Re: The Trade School Disadvantaged?

04/04/2010 3:38 PM

Hello Conwaymech: Are ya all from Conway Arkansas. I spent a little time there with Aeromotor and Franklin motors. Had some very hot but good BBQ in Conway and enjoyed toad suck daze.

I have operated my own business with a small employment base of 10-12 (now retired). I am not against profit and the last I counted it was not a four letter word. What I take exception to are schools that charge high tuition and force these same young people to start life with high debts. Yes I know about the buyer beware and getting competitive prices. It seems from the article, some in the school business can charge what they want. We have no problem with schools operated by governments in most countries. I would just extend public school options in the post secondary levels with the objective of lessening fees for student. There seems to be a lot of leeway for profit despite public competition. We in Canada have a mix of private and public at all levels. It has not been a big issue but our tuition fees are 1/3 or less than those in comparable schools in USA. Yeah I know the American mindset is different and hates any government interference. So do Canadians believe it or not.
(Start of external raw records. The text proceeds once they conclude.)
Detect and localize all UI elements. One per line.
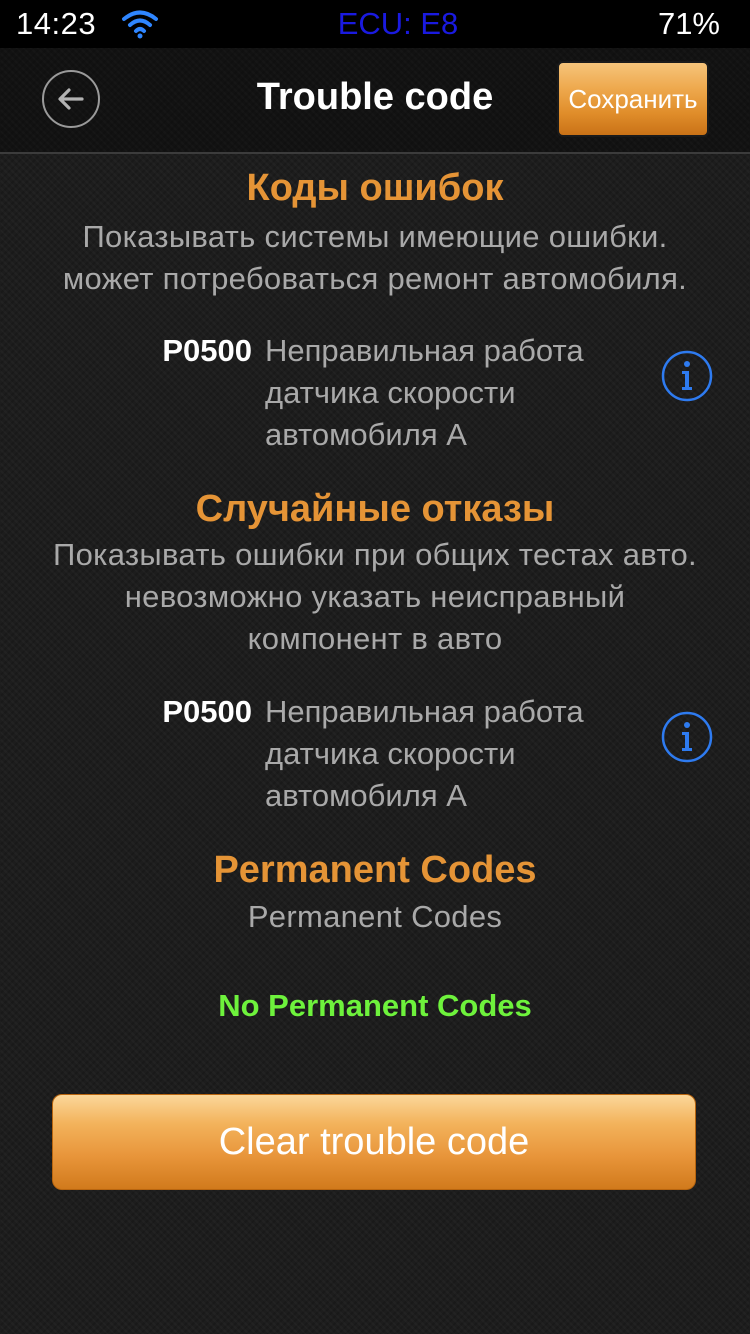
section-title-permanent-codes: Permanent Codes <box>213 849 537 891</box>
section-description: Показывать системы имеющие ошибки. может… <box>0 216 750 300</box>
section-description: Показывать ошибки при общих тестах авто.… <box>0 534 750 660</box>
save-button[interactable]: Сохранить <box>557 61 709 137</box>
status-bar: 14:23 ECU: E8 71% <box>0 0 750 48</box>
description-line: датчика скорости <box>265 375 516 410</box>
section-description: Permanent Codes <box>0 896 750 938</box>
info-icon[interactable] <box>661 350 713 402</box>
no-permanent-codes-message: No Permanent Codes <box>218 988 532 1023</box>
description-line: Permanent Codes <box>247 899 503 934</box>
battery-level: 71% <box>657 6 720 41</box>
description-line: невозможно указать неисправный <box>124 579 626 614</box>
description-line: может потребоваться ремонт автомобиля. <box>62 261 688 296</box>
trouble-code-row: P0500 Неправильная работа датчика скорос… <box>0 330 750 460</box>
nav-bar: Trouble code Сохранить <box>0 48 750 154</box>
trouble-code: P0500 <box>162 694 252 729</box>
section-title-trouble-codes: Коды ошибок <box>246 167 504 209</box>
description-line: Неправильная работа <box>265 694 584 729</box>
description-line: компонент в авто <box>247 621 503 656</box>
ecu-indicator: ECU: E8 <box>337 6 459 41</box>
trouble-code-description: Неправильная работа датчика скорости авт… <box>265 330 645 456</box>
clear-trouble-code-button[interactable]: Clear trouble code <box>52 1094 696 1190</box>
description-line: Неправильная работа <box>265 333 584 368</box>
description-line: Показывать системы имеющие ошибки. <box>82 219 668 254</box>
section-title-random-failures: Случайные отказы <box>195 488 555 530</box>
description-line: Показывать ошибки при общих тестах авто. <box>53 537 697 572</box>
trouble-code-description: Неправильная работа датчика скорости авт… <box>265 691 645 817</box>
description-line: датчика скорости <box>265 736 516 771</box>
description-line: автомобиля A <box>265 417 467 452</box>
info-icon[interactable] <box>661 711 713 763</box>
trouble-code-row: P0500 Неправильная работа датчика скорос… <box>0 691 750 821</box>
description-line: автомобиля A <box>265 778 467 813</box>
trouble-code: P0500 <box>162 333 252 368</box>
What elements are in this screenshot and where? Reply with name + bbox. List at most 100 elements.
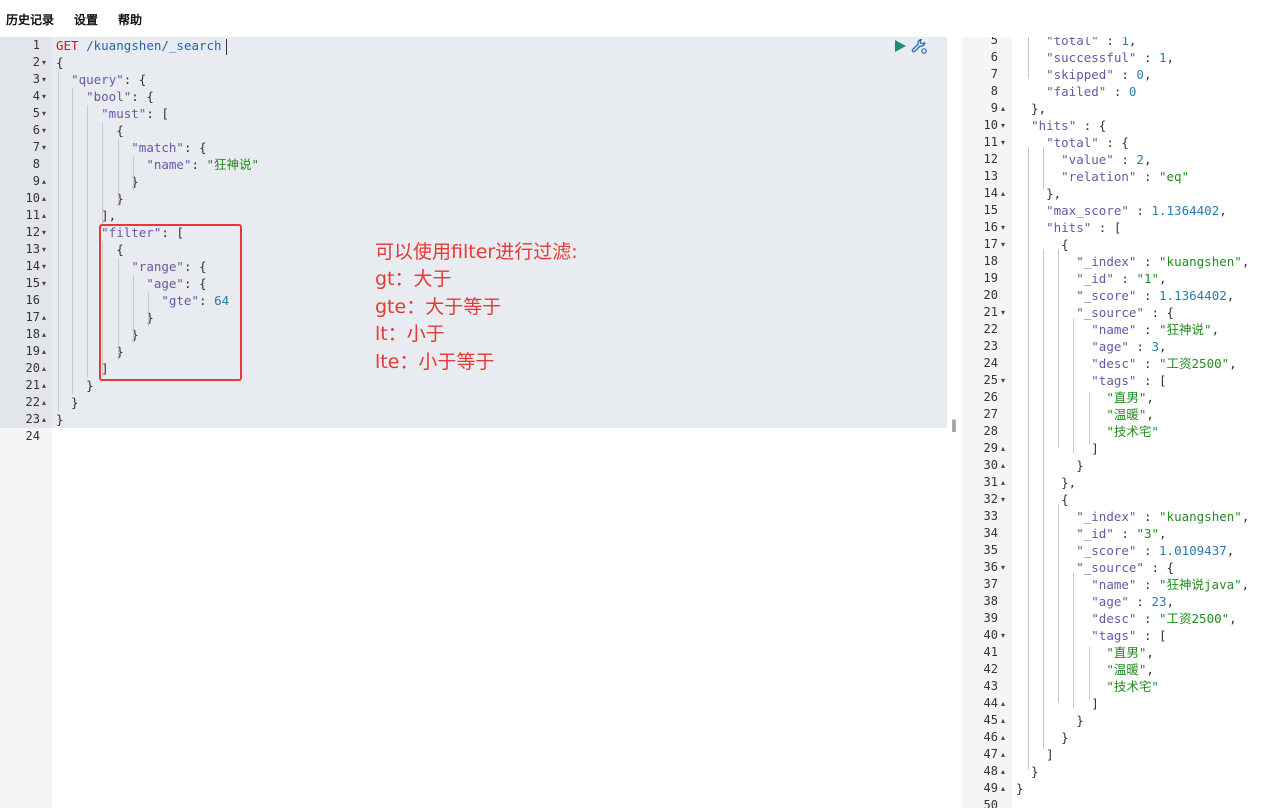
resize-handle-icon[interactable]: ‖ (951, 418, 957, 432)
response_editor-code-line[interactable]: "_index" : "kuangshen", (1016, 508, 1249, 525)
fold-toggle-icon[interactable]: ▾ (1001, 627, 1005, 644)
request_editor-code-line[interactable]: } (56, 190, 124, 207)
response_editor-code-line[interactable]: "desc" : "工资2500", (1016, 610, 1236, 627)
fold-toggle-icon[interactable]: ▾ (1001, 559, 1005, 576)
request_editor-code-line[interactable]: } (56, 411, 64, 428)
response_editor-code-line[interactable]: } (1016, 780, 1024, 797)
fold-toggle-icon[interactable]: ▾ (42, 105, 46, 122)
response_editor-code-line[interactable]: "_score" : 1.1364402, (1016, 287, 1234, 304)
fold-toggle-icon[interactable]: ▴ (1001, 746, 1005, 763)
request-editor[interactable]: 1 GET /kuangshen/_search 2 ▾{3 ▾ "query": {4… (0, 37, 947, 808)
fold-toggle-icon[interactable]: ▴ (42, 411, 46, 428)
fold-toggle-icon[interactable]: ▴ (42, 343, 46, 360)
fold-toggle-icon[interactable]: ▴ (1001, 763, 1005, 780)
fold-toggle-icon[interactable]: ▴ (1001, 185, 1005, 202)
code-token: "kuangshen" (1159, 254, 1242, 269)
fold-toggle-icon[interactable]: ▾ (1001, 372, 1005, 389)
response_editor-code-line[interactable]: "successful" : 1, (1016, 49, 1174, 66)
response_editor-code-line[interactable]: "直男", (1016, 644, 1154, 661)
response_editor-code-line[interactable]: "age" : 23, (1016, 593, 1174, 610)
response_editor-code-line[interactable]: "skipped" : 0, (1016, 66, 1151, 83)
response_editor-code-line[interactable]: "name" : "狂神说", (1016, 321, 1219, 338)
fold-toggle-icon[interactable]: ▾ (1001, 219, 1005, 236)
wrench-icon[interactable] (910, 37, 928, 55)
response_editor-code-line[interactable]: "failed" : 0 (1016, 83, 1136, 100)
fold-toggle-icon[interactable]: ▴ (1001, 729, 1005, 746)
fold-toggle-icon[interactable]: ▾ (42, 122, 46, 139)
fold-toggle-icon[interactable]: ▴ (42, 207, 46, 224)
fold-toggle-icon[interactable]: ▴ (42, 309, 46, 326)
response_editor-code-line[interactable]: "hits" : [ (1016, 219, 1121, 236)
request_editor-code-line[interactable]: "match": { (56, 139, 206, 156)
fold-toggle-icon[interactable]: ▴ (42, 377, 46, 394)
fold-toggle-icon[interactable]: ▾ (1001, 134, 1005, 151)
code-token: , (1241, 254, 1250, 269)
response_editor-code-line[interactable]: "_source" : { (1016, 559, 1174, 576)
fold-toggle-icon[interactable]: ▴ (1001, 780, 1005, 797)
response_editor-code-line[interactable]: "max_score" : 1.1364402, (1016, 202, 1227, 219)
response_editor-code-line[interactable]: } (1016, 457, 1084, 474)
fold-toggle-icon[interactable]: ▴ (1001, 457, 1005, 474)
fold-toggle-icon[interactable]: ▾ (42, 258, 46, 275)
response_editor-code-line[interactable]: }, (1016, 474, 1076, 491)
response_editor-code-line[interactable]: "value" : 2, (1016, 151, 1151, 168)
response_editor-code-line[interactable]: "relation" : "eq" (1016, 168, 1189, 185)
response_editor-code-line[interactable]: "name" : "狂神说java", (1016, 576, 1249, 593)
request_editor-code-line[interactable]: "bool": { (56, 88, 154, 105)
response_editor-code-line[interactable]: "total" : 1, (1016, 37, 1136, 49)
menu-settings[interactable]: 设置 (74, 12, 98, 28)
fold-toggle-icon[interactable]: ▾ (1001, 117, 1005, 134)
request_editor-code-line[interactable]: { (56, 122, 124, 139)
fold-toggle-icon[interactable]: ▾ (42, 54, 46, 71)
response_editor-code-line[interactable]: "desc" : "工资2500", (1016, 355, 1236, 372)
request_editor-code-line[interactable]: { (56, 54, 64, 71)
fold-toggle-icon[interactable]: ▴ (1001, 440, 1005, 457)
fold-toggle-icon[interactable]: ▴ (1001, 712, 1005, 729)
fold-toggle-icon[interactable]: ▾ (42, 88, 46, 105)
request_editor-code-line[interactable]: } (56, 377, 94, 394)
response_editor-code-line[interactable]: "_id" : "3", (1016, 525, 1166, 542)
response_editor-code-line[interactable]: "_source" : { (1016, 304, 1174, 321)
request_editor-code-line[interactable]: GET /kuangshen/_search (56, 37, 222, 54)
fold-toggle-icon[interactable]: ▾ (42, 139, 46, 156)
menu-history[interactable]: 历史记录 (6, 12, 54, 28)
menu-help[interactable]: 帮助 (118, 12, 142, 28)
fold-toggle-icon[interactable]: ▾ (42, 241, 46, 258)
fold-toggle-icon[interactable]: ▾ (1001, 236, 1005, 253)
fold-toggle-icon[interactable]: ▴ (42, 190, 46, 207)
response_editor-code-line[interactable]: "tags" : [ (1016, 627, 1166, 644)
response_editor-code-line[interactable]: "温暖", (1016, 661, 1154, 678)
fold-toggle-icon[interactable]: ▴ (1001, 474, 1005, 491)
request_editor-code-line[interactable]: } (56, 394, 79, 411)
fold-toggle-icon[interactable]: ▴ (42, 326, 46, 343)
response_editor-code-line[interactable]: ] (1016, 746, 1054, 763)
response_editor-code-line[interactable]: "_score" : 1.0109437, (1016, 542, 1234, 559)
fold-toggle-icon[interactable]: ▾ (1001, 304, 1005, 321)
fold-toggle-icon[interactable]: ▴ (1001, 100, 1005, 117)
response_editor-code-line[interactable]: }, (1016, 100, 1046, 117)
fold-toggle-icon[interactable]: ▾ (42, 275, 46, 292)
response_editor-code-line[interactable]: "_index" : "kuangshen", (1016, 253, 1249, 270)
response_editor-code-line[interactable]: "技术宅" (1016, 423, 1159, 440)
response_editor-code-line[interactable]: } (1016, 712, 1084, 729)
fold-toggle-icon[interactable]: ▴ (1001, 695, 1005, 712)
request_editor-code-line[interactable]: } (56, 173, 139, 190)
response_editor-code-line[interactable]: }, (1016, 185, 1061, 202)
fold-toggle-icon[interactable]: ▾ (42, 224, 46, 241)
response-editor[interactable]: 5 "total" : 1, 6 "successful" : 1, 7 "skip… (962, 37, 1285, 808)
play-icon[interactable] (893, 38, 907, 52)
response_editor-code-line[interactable]: "_id" : "1", (1016, 270, 1166, 287)
response_editor-code-line[interactable]: "温暖", (1016, 406, 1154, 423)
response_editor-code-line[interactable]: "hits" : { (1016, 117, 1106, 134)
fold-toggle-icon[interactable]: ▴ (42, 173, 46, 190)
request_editor-code-line[interactable]: "query": { (56, 71, 146, 88)
fold-toggle-icon[interactable]: ▾ (1001, 491, 1005, 508)
response_editor-code-line[interactable]: "total" : { (1016, 134, 1129, 151)
fold-toggle-icon[interactable]: ▴ (42, 360, 46, 377)
response_editor-code-line[interactable]: "tags" : [ (1016, 372, 1166, 389)
fold-toggle-icon[interactable]: ▴ (42, 394, 46, 411)
response_editor-code-line[interactable]: "技术宅" (1016, 678, 1159, 695)
response_editor-code-line[interactable]: "直男", (1016, 389, 1154, 406)
response_editor-code-line[interactable]: "age" : 3, (1016, 338, 1166, 355)
fold-toggle-icon[interactable]: ▾ (42, 71, 46, 88)
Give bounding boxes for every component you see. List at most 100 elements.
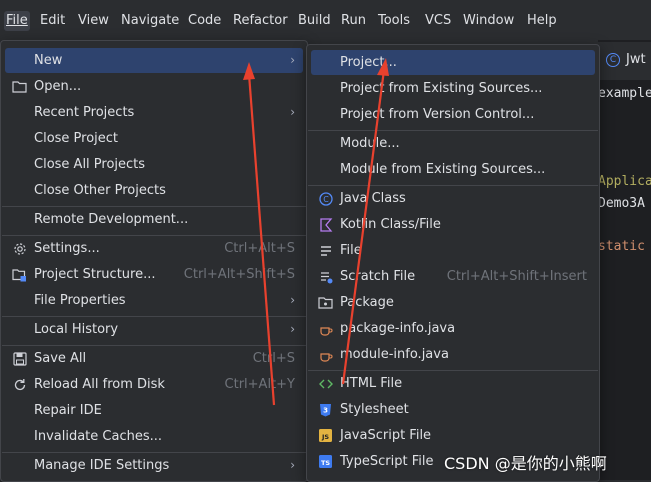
- new-typescript-file-label: TypeScript File: [340, 454, 434, 469]
- file-menu-local-history-label: Local History: [34, 322, 119, 337]
- file-menu-open[interactable]: Open...: [5, 74, 303, 99]
- new-project-existing-sources[interactable]: Project from Existing Sources...: [311, 76, 595, 101]
- menu-build[interactable]: Build: [298, 11, 331, 31]
- file-menu-file-properties[interactable]: File Properties ›: [5, 288, 303, 313]
- shortcut-text: Ctrl+Alt+S: [224, 241, 295, 256]
- project-structure-icon: [12, 267, 27, 282]
- svg-text:C: C: [323, 195, 329, 204]
- shortcut-text: Ctrl+Alt+Shift+S: [183, 267, 295, 282]
- watermark: CSDN @是你的小熊啊: [444, 454, 607, 473]
- java-class-icon: C: [318, 191, 333, 206]
- file-menu-invalidate-caches[interactable]: Invalidate Caches...: [5, 424, 303, 449]
- html-icon: [318, 376, 333, 391]
- file-menu-reload-all[interactable]: Reload All from Disk Ctrl+Alt+Y: [5, 372, 303, 397]
- scratch-file-icon: [318, 269, 333, 284]
- new-module-info[interactable]: module-info.java: [311, 342, 595, 367]
- new-module-existing-sources-label: Module from Existing Sources...: [340, 162, 546, 177]
- file-menu-close-other-projects-label: Close Other Projects: [34, 183, 166, 198]
- shortcut-text: Ctrl+Alt+Shift+Insert: [446, 269, 587, 284]
- save-icon: [12, 351, 27, 366]
- new-file-label: File: [340, 243, 362, 258]
- file-menu-invalidate-caches-label: Invalidate Caches...: [34, 429, 163, 444]
- new-project-existing-sources-label: Project from Existing Sources...: [340, 81, 543, 96]
- new-scratch-file[interactable]: Scratch File Ctrl+Alt+Shift+Insert: [311, 264, 595, 289]
- editor-tab[interactable]: C Jwt: [598, 42, 651, 81]
- file-menu-save-all-label: Save All: [34, 351, 87, 366]
- new-javascript-file-label: JavaScript File: [340, 428, 432, 443]
- file-menu-repair-ide[interactable]: Repair IDE: [5, 398, 303, 423]
- file-menu-close-all-projects-label: Close All Projects: [34, 157, 146, 172]
- menu-refactor[interactable]: Refactor: [233, 11, 288, 31]
- file-menu-new[interactable]: New ›: [5, 48, 303, 73]
- menu-view[interactable]: View: [78, 11, 109, 31]
- file-menu-project-structure[interactable]: Project Structure... Ctrl+Alt+Shift+S: [5, 262, 303, 287]
- folder-icon: [12, 79, 27, 94]
- file-menu-project-structure-label: Project Structure...: [34, 267, 156, 282]
- code-line: Applicat: [598, 174, 651, 189]
- menu-file[interactable]: File: [4, 11, 30, 31]
- file-menu-remote-development[interactable]: Remote Development...: [5, 207, 303, 232]
- file-menu-local-history[interactable]: Local History ›: [5, 317, 303, 342]
- chevron-right-icon: ›: [290, 293, 295, 307]
- file-menu-open-label: Open...: [34, 79, 82, 94]
- new-project-version-control-label: Project from Version Control...: [340, 107, 535, 122]
- text-file-icon: [318, 243, 333, 258]
- new-stylesheet[interactable]: 3 Stylesheet: [311, 397, 595, 422]
- new-html-file[interactable]: HTML File: [311, 371, 595, 396]
- new-module-existing-sources[interactable]: Module from Existing Sources...: [311, 157, 595, 182]
- shortcut-text: Ctrl+Alt+Y: [224, 377, 295, 392]
- new-project-version-control[interactable]: Project from Version Control...: [311, 102, 595, 127]
- chevron-right-icon: ›: [290, 458, 295, 472]
- new-package-label: Package: [340, 295, 394, 310]
- file-menu-remote-development-label: Remote Development...: [34, 212, 189, 227]
- menu-run[interactable]: Run: [341, 11, 366, 31]
- menu-code[interactable]: Code: [188, 11, 221, 31]
- editor-area: [598, 40, 651, 480]
- file-menu-new-label: New: [34, 53, 63, 68]
- new-javascript-file[interactable]: JS JavaScript File: [311, 423, 595, 448]
- file-menu-repair-ide-label: Repair IDE: [34, 403, 102, 418]
- menu-window[interactable]: Window: [463, 11, 514, 31]
- menu-vcs[interactable]: VCS: [425, 11, 451, 31]
- file-menu-reload-all-label: Reload All from Disk: [34, 377, 165, 392]
- file-menu-save-all[interactable]: Save All Ctrl+S: [5, 346, 303, 371]
- new-file[interactable]: File: [311, 238, 595, 263]
- new-project[interactable]: Project...: [311, 50, 595, 75]
- file-menu-close-other-projects[interactable]: Close Other Projects: [5, 178, 303, 203]
- new-java-class[interactable]: C Java Class: [311, 186, 595, 211]
- reload-icon: [12, 377, 27, 392]
- css-icon: 3: [318, 402, 333, 417]
- menu-navigate[interactable]: Navigate: [121, 11, 179, 31]
- new-package-info[interactable]: package-info.java: [311, 316, 595, 341]
- chevron-right-icon: ›: [290, 53, 295, 67]
- new-project-label: Project...: [340, 55, 397, 70]
- new-kotlin-class[interactable]: Kotlin Class/File: [311, 212, 595, 237]
- new-scratch-file-label: Scratch File: [340, 269, 416, 284]
- menu-help[interactable]: Help: [527, 11, 557, 31]
- new-submenu: Project... Project from Existing Sources…: [306, 44, 600, 482]
- java-file-icon: [318, 321, 333, 336]
- file-menu-manage-ide-settings[interactable]: Manage IDE Settings ›: [5, 453, 303, 478]
- file-menu: New › Open... Recent Projects › Close Pr…: [0, 40, 308, 482]
- svg-text:TS: TS: [321, 459, 330, 467]
- file-menu-close-project[interactable]: Close Project: [5, 126, 303, 151]
- chevron-right-icon: ›: [290, 105, 295, 119]
- svg-text:3: 3: [323, 406, 328, 414]
- file-menu-settings[interactable]: Settings... Ctrl+Alt+S: [5, 236, 303, 261]
- gear-icon: [12, 241, 27, 256]
- new-module-label: Module...: [340, 136, 400, 151]
- new-package[interactable]: Package: [311, 290, 595, 315]
- new-module[interactable]: Module...: [311, 131, 595, 156]
- file-menu-manage-ide-settings-label: Manage IDE Settings: [34, 458, 170, 473]
- new-package-info-label: package-info.java: [340, 321, 456, 336]
- menu-tools[interactable]: Tools: [378, 11, 410, 31]
- chevron-right-icon: ›: [290, 322, 295, 336]
- shortcut-text: Ctrl+S: [252, 351, 295, 366]
- menu-edit[interactable]: Edit: [40, 11, 65, 31]
- file-menu-close-all-projects[interactable]: Close All Projects: [5, 152, 303, 177]
- new-stylesheet-label: Stylesheet: [340, 402, 409, 417]
- file-menu-recent-projects[interactable]: Recent Projects ›: [5, 100, 303, 125]
- file-menu-settings-label: Settings...: [34, 241, 100, 256]
- code-line: static v: [598, 239, 651, 254]
- new-kotlin-class-label: Kotlin Class/File: [340, 217, 441, 232]
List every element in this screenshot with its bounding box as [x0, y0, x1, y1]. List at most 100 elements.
I have always operated successfully in a very competitive environment. It was important to have good employees and they were the ones to make success. I have seen some of the most motivated employees you can imagine but if they did not have a good learning base it could take a long time. Our business would spring for training money if we thought it was worth our effort. I have been involved in soccer teams at high levels and the coach would always take one but only one player/project if they had lots of enthusiasm and motivation. The same in business but I could only take on one project at a time. It was always nice when you could employ people with experience and education combined with lots of enthusiasm, a rare beast indeed. There are gems in any single factor. An employee always has to meet the criteria of acceptance (a rotten apple.....).

If teachers are so bad why pay high bucks for the education if there is a cheaper alternative. I know that I have had teachers that could turn me on and others that turned me off. She had to be pretty...just kidding.

Oh yeah turn your caps lock off or others will think you are YELLING.